NEW YORK (TheStreet) -- It’s the opposite of working till you drop: Retiring before 40. There’s no shortage of blogs written by people stating just such an intention. Those writers share their own personal mantras of how to pay off debt, save more money, and begin life after work while you’re still young enough to enjoy it. Some are working toward the goal, others claim to have achieved it. Most are only a few years into their effort either way, so whether they achieve long-term success or just a huge resume gap remains to be seen.
But Akaisha and Billy Kaderli retired at age 38 – and that was 24 years ago. To say they have achieved proof-of-concept is an understatement.
Billy, a French chef, and his wife, Akaisha, bought a Santa Cruz, Calif., restaurant in 1979. Later, he became a financial advisor while she continued running the popular eatery. After six years during which she served hot dishes to customers and he cold-called prospective clients, things were getting a little tense at home.
"It got to a point where Kaish and I weren't seeing each other anymore,” Billy tells TheStreet. “She was running the restaurant and working nights -- and in California the stock market opens at 6:30 a.m., and I was done at 1 p.m. I'm at the beach, and she's just going in to do the dinner shift."

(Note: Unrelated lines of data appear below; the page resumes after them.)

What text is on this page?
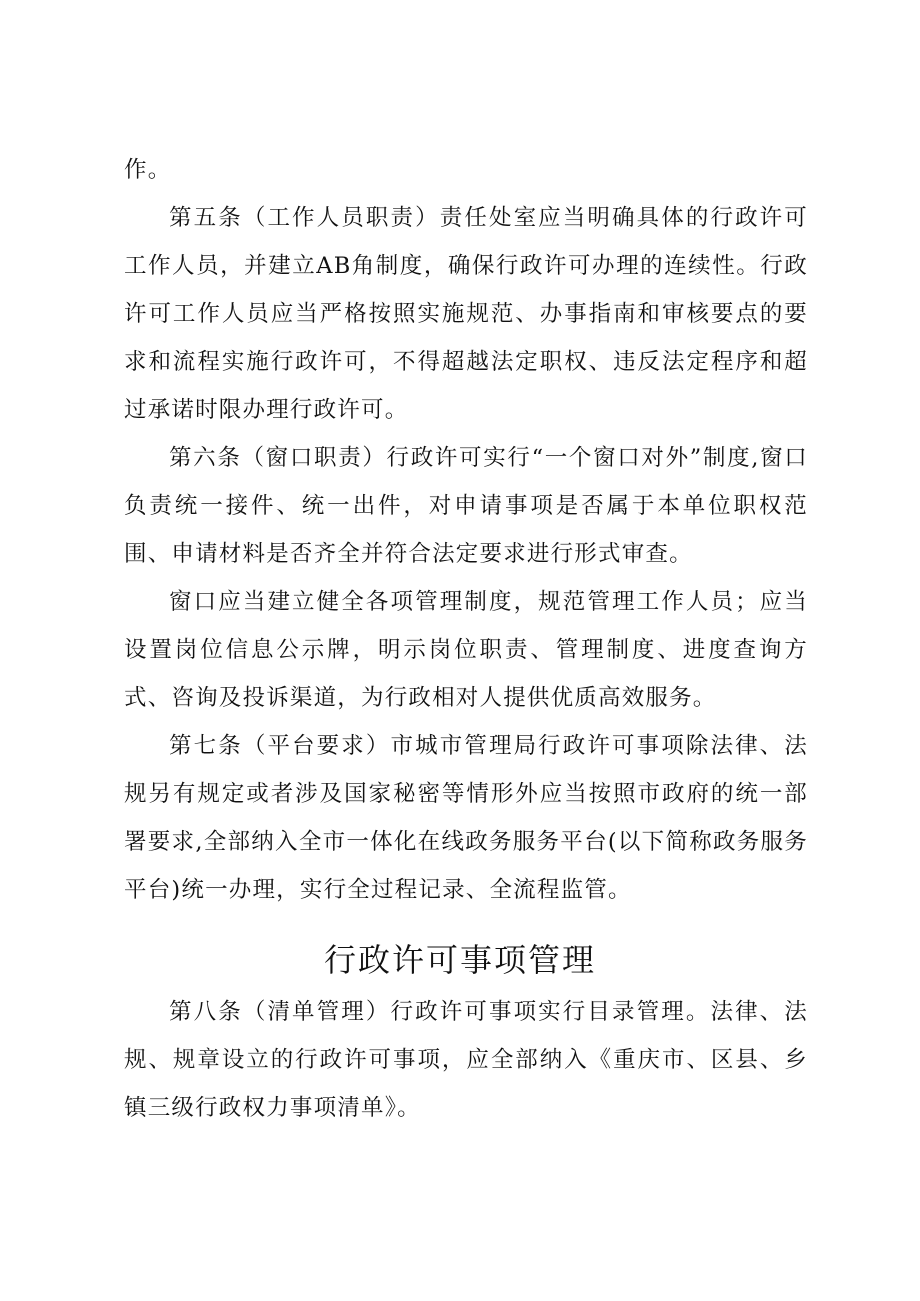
作。

第五条（工作人员职责）责任处室应当明确具体的行政许可工作人员，并建立AB角制度，确保行政许可办理的连续性。行政许可工作人员应当严格按照实施规范、办事指南和审核要点的要求和流程实施行政许可，不得超越法定职权、违反法定程序和超过承诺时限办理行政许可。

第六条（窗口职责）行政许可实行“一个窗口对外”制度,窗口负责统一接件、统一出件，对申请事项是否属于本单位职权范围、申请材料是否齐全并符合法定要求进行形式审查。

窗口应当建立健全各项管理制度，规范管理工作人员；应当设置岗位信息公示牌，明示岗位职责、管理制度、进度查询方式、咨询及投诉渠道，为行政相对人提供优质高效服务。

第七条（平台要求）市城市管理局行政许可事项除法律、法规另有规定或者涉及国家秘密等情形外应当按照市政府的统一部署要求,全部纳入全市一体化在线政务服务平台(以下简称政务服务平台)统一办理，实行全过程记录、全流程监管。

行政许可事项管理

第八条（清单管理）行政许可事项实行目录管理。法律、法规、规章设立的行政许可事项，应全部纳入《重庆市、区县、乡镇三级行政权力事项清单》。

Being a “numbers guy,” he took stock of their assets and came to a seemingly crazy conclusion: "All of a sudden it just clicked. I said, 'We've got enough that if we can control our spending a bit, we can live anywhere we want.'"
She was not so sure.
"I was 36 at the time, and that wasn't in my plan at all," Akaisha admits. "I figured that I'd work until I was 55, and that would be 'retiring early.' And he comes with this harebrained idea that we're just going to chuck it all."
It took a little convincing, to say the least.

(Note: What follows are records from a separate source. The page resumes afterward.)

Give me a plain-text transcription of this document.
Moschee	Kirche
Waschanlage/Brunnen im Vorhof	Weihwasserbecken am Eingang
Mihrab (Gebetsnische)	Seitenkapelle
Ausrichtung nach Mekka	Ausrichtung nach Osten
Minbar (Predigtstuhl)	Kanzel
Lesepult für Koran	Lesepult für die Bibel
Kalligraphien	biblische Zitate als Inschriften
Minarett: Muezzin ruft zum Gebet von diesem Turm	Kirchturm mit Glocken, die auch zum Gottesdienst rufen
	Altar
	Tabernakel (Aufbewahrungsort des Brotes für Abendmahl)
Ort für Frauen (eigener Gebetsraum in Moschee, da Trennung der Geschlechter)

"We were tethered to our jobs, to our bills,” she says. “And the idea that we could chuck it and live comfortably really was appealing. Once I calmed down."
They analyzed their spending, and found that much of it was work-related. Two cars, a house near the beach, insurance, meals out -- the usual American overhead. The Kaderlis took two years to "test the waters" before making the leap into retirement in January 1991. Their nest egg? $500,000.

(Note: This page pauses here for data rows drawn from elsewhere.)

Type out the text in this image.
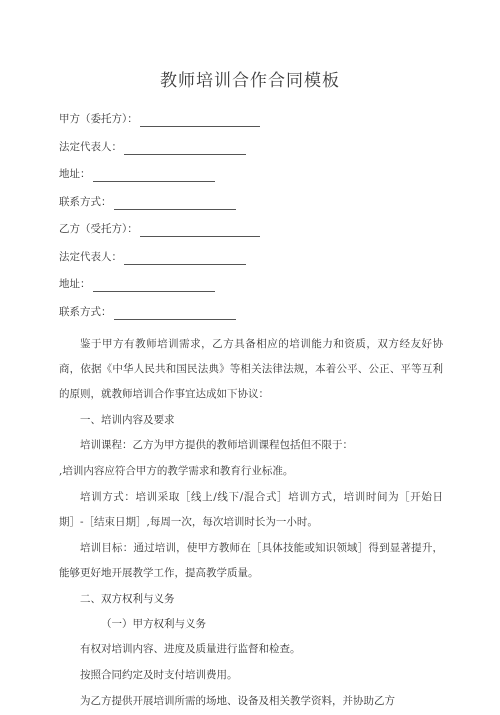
教师培训合作合同模板
甲方（委托方）：
法定代表人：
地址：
联系方式：
乙方（受托方）：
法定代表人：
地址：
联系方式：
鉴于甲方有教师培训需求，乙方具备相应的培训能力和资质，双方经友好协商，依据《中华人民共和国民法典》等相关法律法规，本着公平、公正、平等互利的原则，就教师培训合作事宜达成如下协议：
一、培训内容及要求
培训课程：乙方为甲方提供的教师培训课程包括但不限于：
,培训内容应符合甲方的教学需求和教育行业标准。
培训方式：培训采取［线上/线下/混合式］培训方式，培训时间为［开始日期］-［结束日期］,每周一次，每次培训时长为一小时。
培训目标：通过培训，使甲方教师在［具体技能或知识领域］得到显著提升，能够更好地开展教学工作，提高教学质量。
二、双方权利与义务
（一）甲方权利与义务
有权对培训内容、进度及质量进行监督和检查。
按照合同约定及时支付培训费用。
为乙方提供开展培训所需的场地、设备及相关教学资料，并协助乙方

Just $500,000 to last two people a lifetime? Seriously? Can that work? It can when you spend only $22,000 a year on living expenses. As of the end of 2014, after 24 years – 8,760 days, Billy notes -- the Kaderlis have spent an average of $22,040 annually, or $60.38 per day. Basically, the Kaderlis are living on the 4% withdrawal rule.
"The S&P 500 on the day we retired was 312.49,” Billy tells TheStreet. “And if you do the math on that, up to last year, that's about an 8.18% return, plus dividends. So with a couple percent for dividends, you're right at the 10% level."